Inside a beautiful holiday reception hosted within the TD Bank towers in downtown Toronto a year ago was where I first met then Ontario Liberal candidate Kathleen Wynne.
This was an event hosted by the National Ethnic Press and Media Council of Canada. The once neglected ethnic press has become more influential since the federal Conservatives and in particular Multicultural Minister, Jason Kenney eloquently used them to build a strong foundation yet unlikely certain Harper majority government in 2011.
There was Eric Hoskins at the reception, looking nervous in his usual self and in his trademark black suit, soliciting for support for a bid to become Liberal leader and Premier. Hidden among a diversity of faces wanting to shake her hand and converse with her -- there was Kathleen Wynne. Friendly to a fault, confident and complementary words courtesy of an assistant who was whispering information into her ears. I shook her hand and wished her well.
That very same night, I knew of a public event that was organized for her by a friend from Toronto's politically engaged Tamil communities. I courageously asked if I could get a ride with her entourage with a friend. As her assistant quickly attempts to push me away and gives the big "NO", Wynne invites me to come along and tells me it would be a real pleasure to have me in her own private car.
Inside a rented car, I was with one of Ontario's most visible and top elected officials and, I knew, an eventual Premier.
She was organic and relaxed as it seemed she must have sensed an eventual win. There were neither talking points nor anyone whispering words in her ears to impress me. We were two people having conversations about politics -- in its idea of doing great things as well as the game of it. She asks me to assess each candidate and her own chances. I pointedly told her it was hers to lose.
I also added how this was perhaps my only chance to converse with an eventual Premier. She swallows the compliments and promises that she would be an open and engaged Premier. I heart her words.
In a party of elitists and lawyers, she was unique. Her activism was born not from the boardrooms of Bay Street but from protesting against the Mike Harris government and building a coalition of passionate activists around a cause.
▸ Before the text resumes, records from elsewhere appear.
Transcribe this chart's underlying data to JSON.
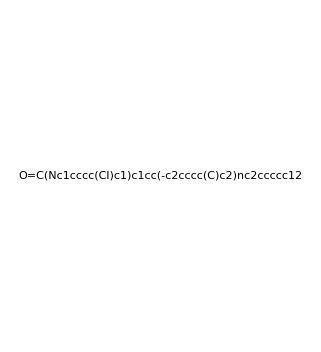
{
  "smiles": "O=C(Nc1cccc(Cl)c1)c1cc(-c2cccc(C)c2)nc2ccccc12",
  "title": "",
  "bg_color": "#ffffff",
  "line_color": "#1a1a2e",
  "figsize": [
    3.21,
    3.52
  ],
  "dpi": 100
}
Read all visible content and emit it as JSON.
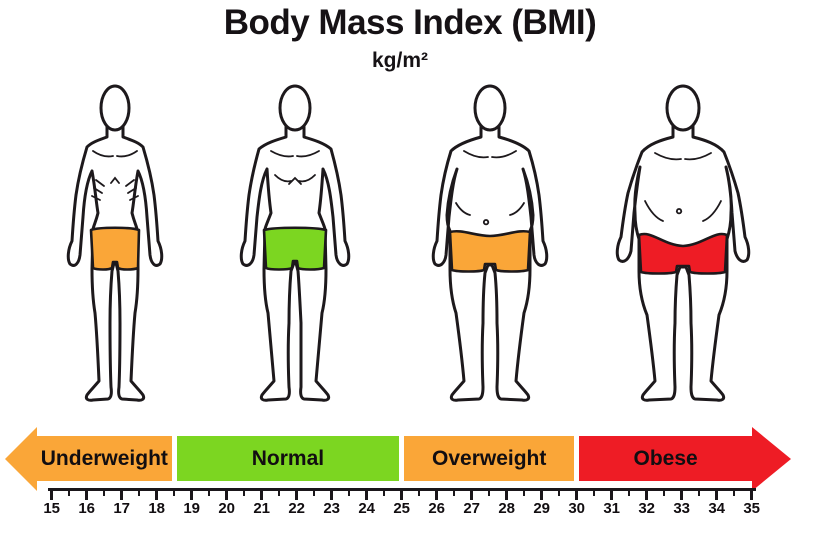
{
  "title": "Body Mass Index (BMI)",
  "units_label": "kg/m²",
  "colors": {
    "underweight": "#faa638",
    "normal": "#7cd621",
    "overweight": "#faa638",
    "obese": "#ee1c25",
    "outline": "#1d191c"
  },
  "figures": [
    {
      "name": "underweight",
      "shorts_color": "#faa638"
    },
    {
      "name": "normal",
      "shorts_color": "#7cd621"
    },
    {
      "name": "overweight",
      "shorts_color": "#faa638"
    },
    {
      "name": "obese",
      "shorts_color": "#ee1c25"
    }
  ],
  "scale": {
    "bands": [
      {
        "label": "Underweight",
        "color": "#faa638",
        "from": null,
        "to": 18.5,
        "arrow": "left"
      },
      {
        "label": "Normal",
        "color": "#7cd621",
        "from": 18.5,
        "to": 25,
        "arrow": null
      },
      {
        "label": "Overweight",
        "color": "#faa638",
        "from": 25,
        "to": 30,
        "arrow": null
      },
      {
        "label": "Obese",
        "color": "#ee1c25",
        "from": 30,
        "to": null,
        "arrow": "right"
      }
    ],
    "axis": {
      "min": 15,
      "max": 35,
      "major_step": 1,
      "minor_step": 0.5,
      "tick_labels": [
        "15",
        "16",
        "17",
        "18",
        "19",
        "20",
        "21",
        "22",
        "23",
        "24",
        "25",
        "26",
        "27",
        "28",
        "29",
        "30",
        "31",
        "32",
        "33",
        "34",
        "35"
      ]
    }
  }
}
She was a woman and an educator. She was also on the verge of making Ontario history and how could I, as a black immigrant Ontarian, not be impressed. After 30 minutes ride to Scarborough, she eventually arrives to a beautiful banquet hall full of adolescent activists, gives a passionate speech and takes in questions from the audience. It seemed she was well briefed as she had Sound Bite answers tailored to the audience.
Everyone was impressed. I was. As she leaves, she calls out my name and asks me to get in touch and compliments me on how she enjoyed the conversation and how much she wants it to continue. She even promises to be accessible to events in the community if she became Premier. She never dared to ask me if I was a Liberal. For her, it seemed I was an Ontarian first. I was almost sold on the idea of Wynnemania.
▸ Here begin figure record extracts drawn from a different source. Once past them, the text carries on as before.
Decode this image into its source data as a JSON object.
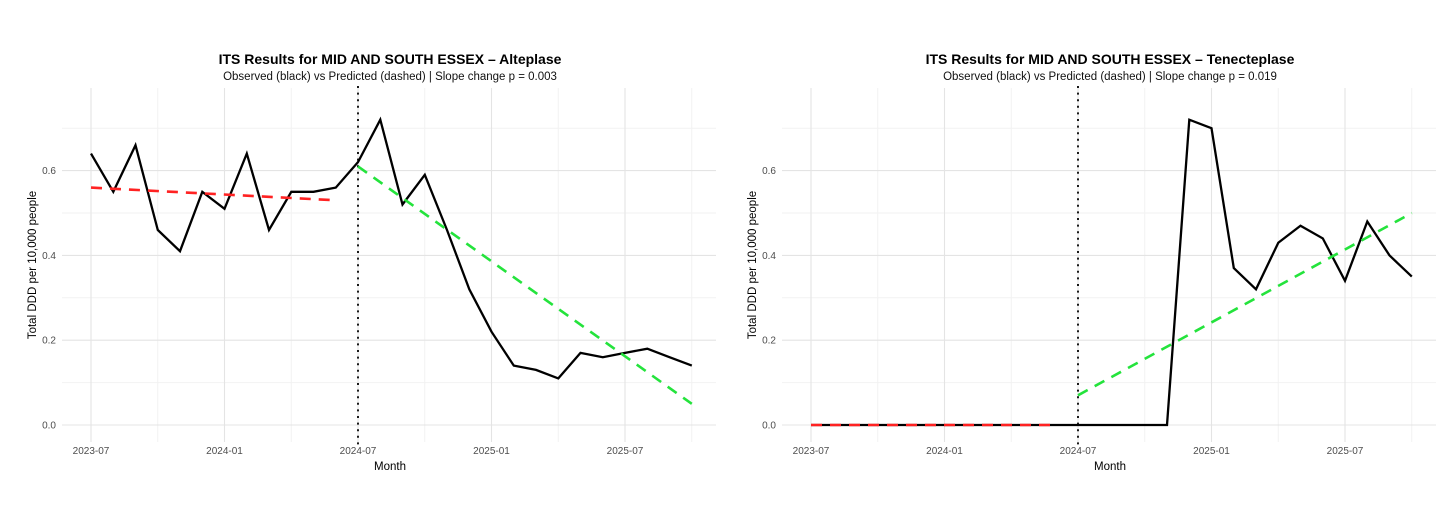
{
  "figure": {
    "background_color": "#ffffff",
    "region": "MID AND SOUTH ESSEX"
  },
  "chart_data": [
    {
      "type": "line",
      "title": "ITS Results for MID AND SOUTH ESSEX – Alteplase",
      "subtitle": "Observed (black) vs Predicted (dashed) | Slope change p = 0.003",
      "xlabel": "Month",
      "ylabel": "Total DDD per 10,000 people",
      "slope_change_p": 0.003,
      "intervention_month": "2024-07",
      "x_ticks": [
        "2023-07",
        "2024-01",
        "2024-07",
        "2025-01",
        "2025-07"
      ],
      "x_minor_gridlines": [
        "2023-10",
        "2024-04",
        "2024-10",
        "2025-04",
        "2025-10"
      ],
      "y_ticks": [
        0.0,
        0.2,
        0.4,
        0.6
      ],
      "y_minor_gridlines": [
        0.1,
        0.3,
        0.5,
        0.7
      ],
      "ylim": [
        0,
        0.78
      ],
      "grid": true,
      "legend_position": "none",
      "months": [
        "2023-07",
        "2023-08",
        "2023-09",
        "2023-10",
        "2023-11",
        "2023-12",
        "2024-01",
        "2024-02",
        "2024-03",
        "2024-04",
        "2024-05",
        "2024-06",
        "2024-07",
        "2024-08",
        "2024-09",
        "2024-10",
        "2024-11",
        "2024-12",
        "2025-01",
        "2025-02",
        "2025-03",
        "2025-04",
        "2025-05",
        "2025-06",
        "2025-07",
        "2025-08",
        "2025-09",
        "2025-10"
      ],
      "series": [
        {
          "name": "Observed",
          "style": "solid",
          "color": "#000000",
          "values": [
            0.64,
            0.55,
            0.66,
            0.46,
            0.41,
            0.55,
            0.51,
            0.64,
            0.46,
            0.55,
            0.55,
            0.56,
            0.62,
            0.72,
            0.52,
            0.59,
            0.46,
            0.32,
            0.22,
            0.14,
            0.13,
            0.11,
            0.17,
            0.16,
            0.17,
            0.18,
            0.16,
            0.14
          ]
        },
        {
          "name": "Predicted pre-intervention fit",
          "style": "dashed",
          "color": "#ff2222",
          "x_range": [
            "2023-07",
            "2024-06"
          ],
          "values": [
            0.56,
            0.53
          ]
        },
        {
          "name": "Predicted counterfactual post-intervention",
          "style": "dashed",
          "color": "#24e33c",
          "x_range": [
            "2024-07",
            "2025-10"
          ],
          "values": [
            0.61,
            0.05
          ]
        }
      ],
      "intervention_line": {
        "style": "dotted",
        "color": "#000000"
      }
    },
    {
      "type": "line",
      "title": "ITS Results for MID AND SOUTH ESSEX – Tenecteplase",
      "subtitle": "Observed (black) vs Predicted (dashed) | Slope change p = 0.019",
      "xlabel": "Month",
      "ylabel": "Total DDD per 10,000 people",
      "slope_change_p": 0.019,
      "intervention_month": "2024-07",
      "x_ticks": [
        "2023-07",
        "2024-01",
        "2024-07",
        "2025-01",
        "2025-07"
      ],
      "x_minor_gridlines": [
        "2023-10",
        "2024-04",
        "2024-10",
        "2025-04",
        "2025-10"
      ],
      "y_ticks": [
        0.0,
        0.2,
        0.4,
        0.6
      ],
      "y_minor_gridlines": [
        0.1,
        0.3,
        0.5,
        0.7
      ],
      "ylim": [
        0,
        0.78
      ],
      "grid": true,
      "legend_position": "none",
      "months": [
        "2023-07",
        "2023-08",
        "2023-09",
        "2023-10",
        "2023-11",
        "2023-12",
        "2024-01",
        "2024-02",
        "2024-03",
        "2024-04",
        "2024-05",
        "2024-06",
        "2024-07",
        "2024-08",
        "2024-09",
        "2024-10",
        "2024-11",
        "2024-12",
        "2025-01",
        "2025-02",
        "2025-03",
        "2025-04",
        "2025-05",
        "2025-06",
        "2025-07",
        "2025-08",
        "2025-09",
        "2025-10"
      ],
      "series": [
        {
          "name": "Observed",
          "style": "solid",
          "color": "#000000",
          "values": [
            0.0,
            0.0,
            0.0,
            0.0,
            0.0,
            0.0,
            0.0,
            0.0,
            0.0,
            0.0,
            0.0,
            0.0,
            0.0,
            0.0,
            0.0,
            0.0,
            0.0,
            0.72,
            0.7,
            0.37,
            0.32,
            0.43,
            0.47,
            0.44,
            0.34,
            0.48,
            0.4,
            0.35
          ]
        },
        {
          "name": "Predicted pre-intervention fit",
          "style": "dashed",
          "color": "#ff2222",
          "x_range": [
            "2023-07",
            "2024-06"
          ],
          "values": [
            0.0,
            0.0
          ]
        },
        {
          "name": "Predicted counterfactual post-intervention",
          "style": "dashed",
          "color": "#24e33c",
          "x_range": [
            "2024-07",
            "2025-10"
          ],
          "values": [
            0.07,
            0.5
          ]
        }
      ],
      "intervention_line": {
        "style": "dotted",
        "color": "#000000"
      }
    }
  ]
}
It seemed she wanted to emulate an agent of change of grassroots leadership rather than just become the head of the Liberal machine in Ontario. After a month -- in an Ontario Liberal leadership contest that was between two formidable women from the start -- Wynne became leader on the third ballot.
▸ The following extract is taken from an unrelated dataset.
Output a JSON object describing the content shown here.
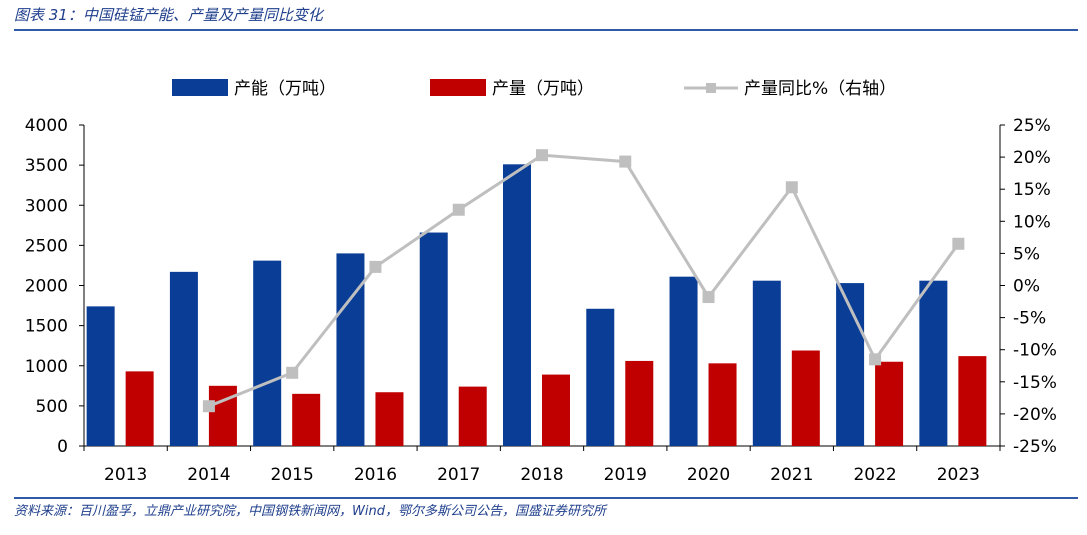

I was excited for her. Even as a non-Liberal, I was excited for Ontario's first woman Premier. I was not the only non-Liberal that was excited by her as Ontario's most respected Premier, William Davis, also endorsed her as Ontario's top Liberal politician.
I celebrated her cabinet as young faces I knew were given top positions. There was Michael Coteau as Citizenship and Immigration Minister - a position that prepares an up-and-comer build contacts with leaders in the affluent and political engaged minority communities and make an eventual run for leadership. There was Yaser Naqvi, a very ambitious and likeable dynamo whom I knew from my Ottawa days as a Labour Minister.
I pursued an interest to invite her to events in my own "ethnic" community and even try to arrange a photo-op for milestone occasions in the community. Nothing seemed to work. Her assistant always ignored me with false promises to be in touch. Perhaps I felt I had made the mistake of not renewing my Ontario Liberal membership that expired half a decade ago. Should I have donated money to the Liberals to get a simple response I asked myself.
This past weekend, I met the now Premier inside a banquet hall hosted by the Liberal caucus for Toronto's ethnic media, which I am a member of. The room had an air of excitement with candidates and cabinet ministers. I lined up for 15 minutes to shake her hand and complement her for few seconds.
Her speech was no longer inspiring, her words are now calculated and the minute I approach for a photo-op and opened my mouth, I was handed a staff member's business card to stay in touch. The junior staff members I had communicated with in the past were sending a hand and eye signal for me to be pushed off the stage. She no longer wanted to listen to everyday Ontarians as she was obviously in the big league now. It seemed retail politics, her political signature, was no longer good political business. The magic was gone as well as the rare human-to-human connection the Premier once embraced. I was disappointed and took the business card that flew my way and placed it in the blue box nearby.
In Wynne, many saw a fulfillment of the wisdom of Ralph Waldo Emerson: "Do not go where the path may lead, go instead where there is no path and leave a trail". In the new Wynne, we are witnessing a career politician reliving the path most traveled.
That is sad as she could have actually been a great inspiring Premier.